Nous traversons un quartier qui se nomme Leumont. C’est bien sûr en souvenir de la légende que ce quartier se nommerait ainsi: « Leu-Mont », « li mont dè leu », la montagne du loup.

L’arrivée n’est plus très loin, mais avant de la rejoindre, je m’offre un nouveau petit détour pour aller voir la chapelle Notre-Dame de la Délivrance, qui se trouve sur la place Paul Delvaux, le peintre surréaliste bien connu qui est né à Antheit.
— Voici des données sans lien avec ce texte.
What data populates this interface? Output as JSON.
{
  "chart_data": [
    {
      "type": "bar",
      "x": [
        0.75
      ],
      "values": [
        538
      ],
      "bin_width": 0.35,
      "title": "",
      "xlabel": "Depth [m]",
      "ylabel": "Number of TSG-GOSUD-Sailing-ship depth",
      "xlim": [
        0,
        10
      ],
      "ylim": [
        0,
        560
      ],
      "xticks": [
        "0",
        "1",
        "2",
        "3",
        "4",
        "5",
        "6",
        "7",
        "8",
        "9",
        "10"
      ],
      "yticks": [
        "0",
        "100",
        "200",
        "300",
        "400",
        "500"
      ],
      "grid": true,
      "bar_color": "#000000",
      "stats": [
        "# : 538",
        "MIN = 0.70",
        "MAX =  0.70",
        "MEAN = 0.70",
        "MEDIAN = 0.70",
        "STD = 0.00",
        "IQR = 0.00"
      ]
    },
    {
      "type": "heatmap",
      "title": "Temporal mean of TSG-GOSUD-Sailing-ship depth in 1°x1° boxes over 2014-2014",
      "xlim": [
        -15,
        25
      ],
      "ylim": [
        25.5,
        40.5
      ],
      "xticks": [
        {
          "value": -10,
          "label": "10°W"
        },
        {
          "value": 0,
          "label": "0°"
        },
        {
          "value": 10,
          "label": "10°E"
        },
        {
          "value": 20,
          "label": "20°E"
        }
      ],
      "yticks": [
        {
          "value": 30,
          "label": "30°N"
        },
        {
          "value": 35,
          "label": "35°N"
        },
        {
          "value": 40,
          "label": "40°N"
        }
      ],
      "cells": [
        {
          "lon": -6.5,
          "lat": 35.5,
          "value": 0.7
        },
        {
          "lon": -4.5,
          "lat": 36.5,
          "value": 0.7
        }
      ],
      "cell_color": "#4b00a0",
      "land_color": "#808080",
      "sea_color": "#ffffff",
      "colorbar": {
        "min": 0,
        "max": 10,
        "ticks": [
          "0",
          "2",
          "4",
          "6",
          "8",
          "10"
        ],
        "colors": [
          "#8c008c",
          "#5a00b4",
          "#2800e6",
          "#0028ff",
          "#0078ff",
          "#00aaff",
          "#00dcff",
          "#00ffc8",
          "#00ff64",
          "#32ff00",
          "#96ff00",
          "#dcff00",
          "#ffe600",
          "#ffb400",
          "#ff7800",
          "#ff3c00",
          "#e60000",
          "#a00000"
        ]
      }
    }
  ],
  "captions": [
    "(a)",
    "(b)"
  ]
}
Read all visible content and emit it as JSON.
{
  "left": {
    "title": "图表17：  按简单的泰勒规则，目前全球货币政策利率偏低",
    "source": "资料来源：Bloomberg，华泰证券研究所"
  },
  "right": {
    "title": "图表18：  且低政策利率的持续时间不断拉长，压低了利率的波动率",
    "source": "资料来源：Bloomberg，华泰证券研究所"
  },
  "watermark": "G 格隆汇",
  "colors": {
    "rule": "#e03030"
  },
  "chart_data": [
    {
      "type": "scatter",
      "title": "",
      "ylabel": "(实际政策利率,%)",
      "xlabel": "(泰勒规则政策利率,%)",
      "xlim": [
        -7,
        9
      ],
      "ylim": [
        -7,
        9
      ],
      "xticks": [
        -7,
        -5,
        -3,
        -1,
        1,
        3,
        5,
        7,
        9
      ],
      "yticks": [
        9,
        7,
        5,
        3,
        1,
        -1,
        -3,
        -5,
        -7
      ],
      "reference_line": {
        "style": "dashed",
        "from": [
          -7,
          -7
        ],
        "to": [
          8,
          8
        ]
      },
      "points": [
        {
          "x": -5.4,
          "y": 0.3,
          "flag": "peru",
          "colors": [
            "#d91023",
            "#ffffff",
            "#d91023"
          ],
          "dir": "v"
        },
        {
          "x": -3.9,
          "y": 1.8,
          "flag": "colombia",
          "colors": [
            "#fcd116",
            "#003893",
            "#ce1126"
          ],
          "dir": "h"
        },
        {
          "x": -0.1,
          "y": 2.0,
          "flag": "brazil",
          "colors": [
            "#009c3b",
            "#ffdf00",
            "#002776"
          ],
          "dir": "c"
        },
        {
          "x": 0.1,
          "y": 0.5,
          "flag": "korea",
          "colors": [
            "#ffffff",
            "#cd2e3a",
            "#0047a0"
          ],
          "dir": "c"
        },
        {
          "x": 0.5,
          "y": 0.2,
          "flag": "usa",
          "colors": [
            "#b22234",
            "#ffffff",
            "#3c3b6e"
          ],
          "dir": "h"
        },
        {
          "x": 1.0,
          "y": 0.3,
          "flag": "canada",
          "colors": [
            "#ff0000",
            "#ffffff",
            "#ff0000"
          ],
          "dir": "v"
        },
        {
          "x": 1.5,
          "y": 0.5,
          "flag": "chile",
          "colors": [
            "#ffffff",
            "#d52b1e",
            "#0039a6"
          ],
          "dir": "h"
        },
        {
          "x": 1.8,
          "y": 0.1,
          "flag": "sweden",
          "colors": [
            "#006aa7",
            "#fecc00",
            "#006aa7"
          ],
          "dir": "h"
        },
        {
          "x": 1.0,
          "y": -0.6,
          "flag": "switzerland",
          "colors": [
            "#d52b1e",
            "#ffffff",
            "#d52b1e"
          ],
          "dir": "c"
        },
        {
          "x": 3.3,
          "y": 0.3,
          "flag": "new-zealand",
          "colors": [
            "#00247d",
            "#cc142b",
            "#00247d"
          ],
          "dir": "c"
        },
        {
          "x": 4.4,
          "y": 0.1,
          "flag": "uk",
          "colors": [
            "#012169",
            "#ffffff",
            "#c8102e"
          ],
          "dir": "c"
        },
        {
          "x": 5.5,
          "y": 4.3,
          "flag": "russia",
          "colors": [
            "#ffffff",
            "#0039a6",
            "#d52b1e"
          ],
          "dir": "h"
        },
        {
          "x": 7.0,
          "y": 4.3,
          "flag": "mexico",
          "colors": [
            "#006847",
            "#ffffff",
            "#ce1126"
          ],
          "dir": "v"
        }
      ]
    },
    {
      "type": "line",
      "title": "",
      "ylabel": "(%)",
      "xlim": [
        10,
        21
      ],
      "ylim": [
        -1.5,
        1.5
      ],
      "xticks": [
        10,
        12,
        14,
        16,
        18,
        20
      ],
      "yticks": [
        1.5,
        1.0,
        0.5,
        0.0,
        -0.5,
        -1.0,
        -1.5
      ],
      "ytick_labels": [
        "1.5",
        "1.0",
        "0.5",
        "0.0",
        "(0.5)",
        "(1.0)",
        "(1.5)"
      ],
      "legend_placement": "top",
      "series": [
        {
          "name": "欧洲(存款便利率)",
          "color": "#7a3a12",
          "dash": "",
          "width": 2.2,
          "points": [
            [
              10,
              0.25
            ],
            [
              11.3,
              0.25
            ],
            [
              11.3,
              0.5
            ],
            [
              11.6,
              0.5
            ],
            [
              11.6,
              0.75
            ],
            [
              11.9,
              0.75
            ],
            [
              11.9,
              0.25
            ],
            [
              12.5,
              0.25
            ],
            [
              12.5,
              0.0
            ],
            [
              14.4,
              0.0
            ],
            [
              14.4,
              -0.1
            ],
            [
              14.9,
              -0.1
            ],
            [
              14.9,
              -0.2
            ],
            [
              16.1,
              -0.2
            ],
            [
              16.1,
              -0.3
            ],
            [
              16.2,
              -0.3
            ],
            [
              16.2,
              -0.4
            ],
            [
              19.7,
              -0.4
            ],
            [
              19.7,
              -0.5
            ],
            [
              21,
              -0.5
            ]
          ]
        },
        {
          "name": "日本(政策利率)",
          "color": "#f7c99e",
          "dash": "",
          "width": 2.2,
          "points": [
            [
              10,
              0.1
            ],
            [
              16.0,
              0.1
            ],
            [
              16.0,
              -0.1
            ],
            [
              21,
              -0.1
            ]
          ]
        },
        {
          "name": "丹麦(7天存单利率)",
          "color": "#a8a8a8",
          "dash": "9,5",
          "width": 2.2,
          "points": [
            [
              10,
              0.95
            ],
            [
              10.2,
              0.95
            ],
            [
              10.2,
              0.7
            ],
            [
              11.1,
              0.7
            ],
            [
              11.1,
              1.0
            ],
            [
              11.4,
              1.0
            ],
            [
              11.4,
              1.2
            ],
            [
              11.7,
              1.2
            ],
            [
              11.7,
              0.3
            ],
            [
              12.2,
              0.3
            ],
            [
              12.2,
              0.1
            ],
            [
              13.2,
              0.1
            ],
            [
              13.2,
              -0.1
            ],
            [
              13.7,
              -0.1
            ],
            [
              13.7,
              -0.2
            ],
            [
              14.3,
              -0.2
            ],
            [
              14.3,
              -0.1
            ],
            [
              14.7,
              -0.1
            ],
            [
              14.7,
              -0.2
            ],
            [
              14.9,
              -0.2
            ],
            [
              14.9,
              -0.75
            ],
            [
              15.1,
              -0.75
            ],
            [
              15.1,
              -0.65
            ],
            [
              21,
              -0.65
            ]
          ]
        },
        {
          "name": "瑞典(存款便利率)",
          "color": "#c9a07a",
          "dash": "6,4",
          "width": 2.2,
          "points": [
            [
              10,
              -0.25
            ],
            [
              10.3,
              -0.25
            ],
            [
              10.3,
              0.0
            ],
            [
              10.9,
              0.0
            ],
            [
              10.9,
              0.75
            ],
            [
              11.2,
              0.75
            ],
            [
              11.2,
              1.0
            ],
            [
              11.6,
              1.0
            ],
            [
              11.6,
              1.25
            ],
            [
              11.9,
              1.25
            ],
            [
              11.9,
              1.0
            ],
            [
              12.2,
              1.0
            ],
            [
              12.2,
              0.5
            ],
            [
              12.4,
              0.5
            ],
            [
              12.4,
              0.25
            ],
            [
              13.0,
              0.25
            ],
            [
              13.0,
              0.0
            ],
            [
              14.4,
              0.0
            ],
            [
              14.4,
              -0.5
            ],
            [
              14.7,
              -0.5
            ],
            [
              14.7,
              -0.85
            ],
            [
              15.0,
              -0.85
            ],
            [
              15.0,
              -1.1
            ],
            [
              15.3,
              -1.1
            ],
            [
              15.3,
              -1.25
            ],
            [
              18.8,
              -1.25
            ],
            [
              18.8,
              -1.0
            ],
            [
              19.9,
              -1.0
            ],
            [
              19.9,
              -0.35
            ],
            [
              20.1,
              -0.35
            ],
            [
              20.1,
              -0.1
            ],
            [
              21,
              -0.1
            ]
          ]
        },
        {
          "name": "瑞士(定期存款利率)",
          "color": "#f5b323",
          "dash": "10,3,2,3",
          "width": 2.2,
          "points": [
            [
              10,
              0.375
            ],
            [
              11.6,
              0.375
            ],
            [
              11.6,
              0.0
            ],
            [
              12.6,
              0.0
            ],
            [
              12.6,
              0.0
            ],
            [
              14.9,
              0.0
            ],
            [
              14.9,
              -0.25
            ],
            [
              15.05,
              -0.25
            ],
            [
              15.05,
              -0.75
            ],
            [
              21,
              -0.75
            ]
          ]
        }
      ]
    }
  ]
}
Ca y est j’arrive au bout du parcours. Mes pieds ont tenu le coup, je n’ai pas eu besoin de changer de chaussures en cours de route, mais c’est probablement grâce au 4 kilomètres zappés au départ.
Je m’empresse de me changer, chaussures comprises, avant d’aller déguster la bière régionale du jour que je ne citerai pas car je suis poli !

Encore une belle balade sans sportifs de toutes sortes pour me gâcher le plaisir de marcher tranquillement.
Contrairement à ceux qui râlent de ne pas traverser assez de bois lors de certaines marches, j’ai personnellement bien plus de plaisir à marcher sur des routes de villages où on peut, je l’admets, un peu plus se tromper si on n’est pas assez vigilant, mais où on peut certainement apercevoir un peu plus de choses intéressantes que sur un chemin de 300 m dans une plantation d’épicéas mortifères pour tout ce qui tente de pousser à leurs pieds !!!
Mais bon, comme dirait l’autre, les fanas du chrono et moi, « Nous n’avons pas les mêmes valeurs ! »

A bientôt les amis, pour une autre balade.